Cross-server DML operations cannot reference a column or expression of a complex, large-object, nor user-defined data type (UDT), nor of an unsupported DISTINCT or built-in opaque type. For additional information about the data types that HCL OneDB supports in cross-server DML operations, see Data Types in Cross-Server Transactions.

Distributed MERGE operations in which the source table and the target table are in a different databases of the same HCL OneDB server instance can access the same data types that are listed above for cross-server MERGE statements.
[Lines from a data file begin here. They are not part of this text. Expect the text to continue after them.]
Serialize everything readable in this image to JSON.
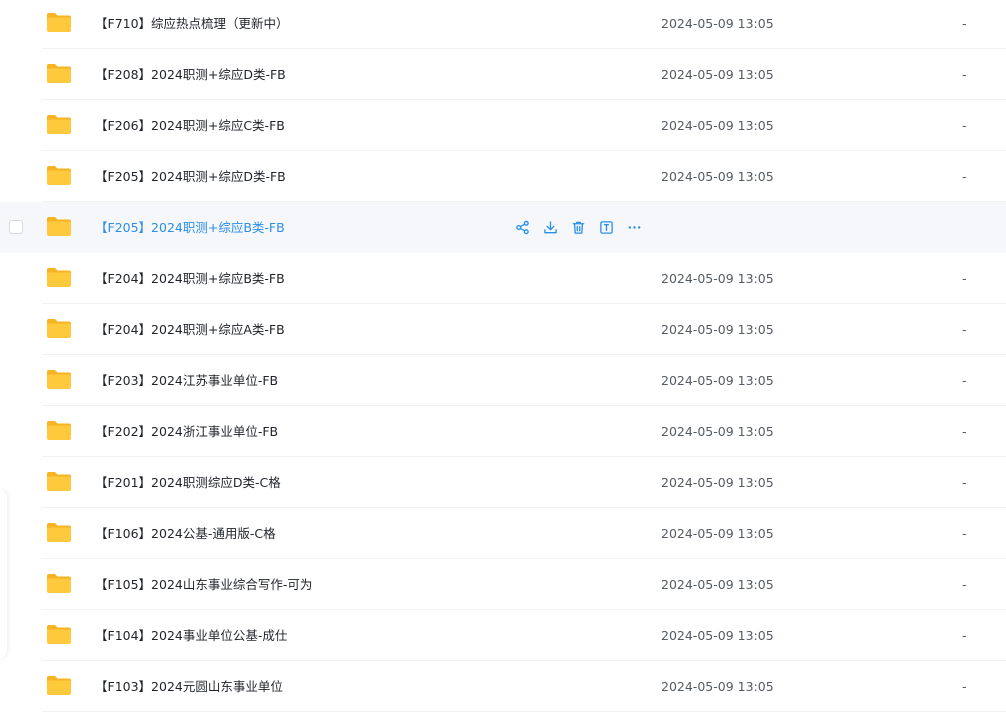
{
  "colors": {
    "folder_body": "#FFC93D",
    "folder_tab": "#F7B422",
    "hover_row_bg": "#F5F7FB",
    "link_blue": "#2A8FE8",
    "action_icon": "#2A8FE8"
  },
  "files": [
    {
      "name": "【F710】综应热点梳理（更新中）",
      "date": "2024-05-09 13:05",
      "size": "-"
    },
    {
      "name": "【F208】2024职测+综应D类-FB",
      "date": "2024-05-09 13:05",
      "size": "-"
    },
    {
      "name": "【F206】2024职测+综应C类-FB",
      "date": "2024-05-09 13:05",
      "size": "-"
    },
    {
      "name": "【F205】2024职测+综应D类-FB",
      "date": "2024-05-09 13:05",
      "size": "-"
    },
    {
      "name": "【F205】2024职测+综应B类-FB",
      "date": "",
      "size": ""
    },
    {
      "name": "【F204】2024职测+综应B类-FB",
      "date": "2024-05-09 13:05",
      "size": "-"
    },
    {
      "name": "【F204】2024职测+综应A类-FB",
      "date": "2024-05-09 13:05",
      "size": "-"
    },
    {
      "name": "【F203】2024江苏事业单位-FB",
      "date": "2024-05-09 13:05",
      "size": "-"
    },
    {
      "name": "【F202】2024浙江事业单位-FB",
      "date": "2024-05-09 13:05",
      "size": "-"
    },
    {
      "name": "【F201】2024职测综应D类-C格",
      "date": "2024-05-09 13:05",
      "size": "-"
    },
    {
      "name": "【F106】2024公基-通用版-C格",
      "date": "2024-05-09 13:05",
      "size": "-"
    },
    {
      "name": "【F105】2024山东事业综合写作-可为",
      "date": "2024-05-09 13:05",
      "size": "-"
    },
    {
      "name": "【F104】2024事业单位公基-成仕",
      "date": "2024-05-09 13:05",
      "size": "-"
    },
    {
      "name": "【F103】2024元圆山东事业单位",
      "date": "2024-05-09 13:05",
      "size": "-"
    }
  ],
  "hover_actions": [
    "share-icon",
    "download-icon",
    "delete-icon",
    "rename-icon",
    "more-icon"
  ]
}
They can also access the following additional data types that are not supported in cross-server MERGE operations:
  • Most of the built-in opaque data types, as listed in Data Types in Cross-Database Transactions
  • DISTINCT of the built-in types that are referenced in the line above
  • DISTINCT of any of the data types that are listed in either of the two lines above
  • Opaque UDTs that can be cast explicitly to built-in data types.
Cross-database INSERT operations can support these DISTINCT and opaque UDTs only if all the opaque UDTs and DISTINCT types are cast explicitly to built-in types, and all of the opaque UDTs, DISTINCT types, data type hierarchies, and casts are defined exactly the same way in each participating database.
If the target and source tables are in different databases, whether of the same server instance or of different server instances, the MERGE statement fails if it references a table, view, or synonym that includes a column of any of the following opaque or complex data types:
  • IMPEXP, IMPEXPBIN, LOLIST, or SENDRECV built-in opaque type
  • DISTINCT of any of those opaque data types
  • Any complex type, including COLLECTION, LIST, MULTISET, or SET, and named or unnamed ROW types.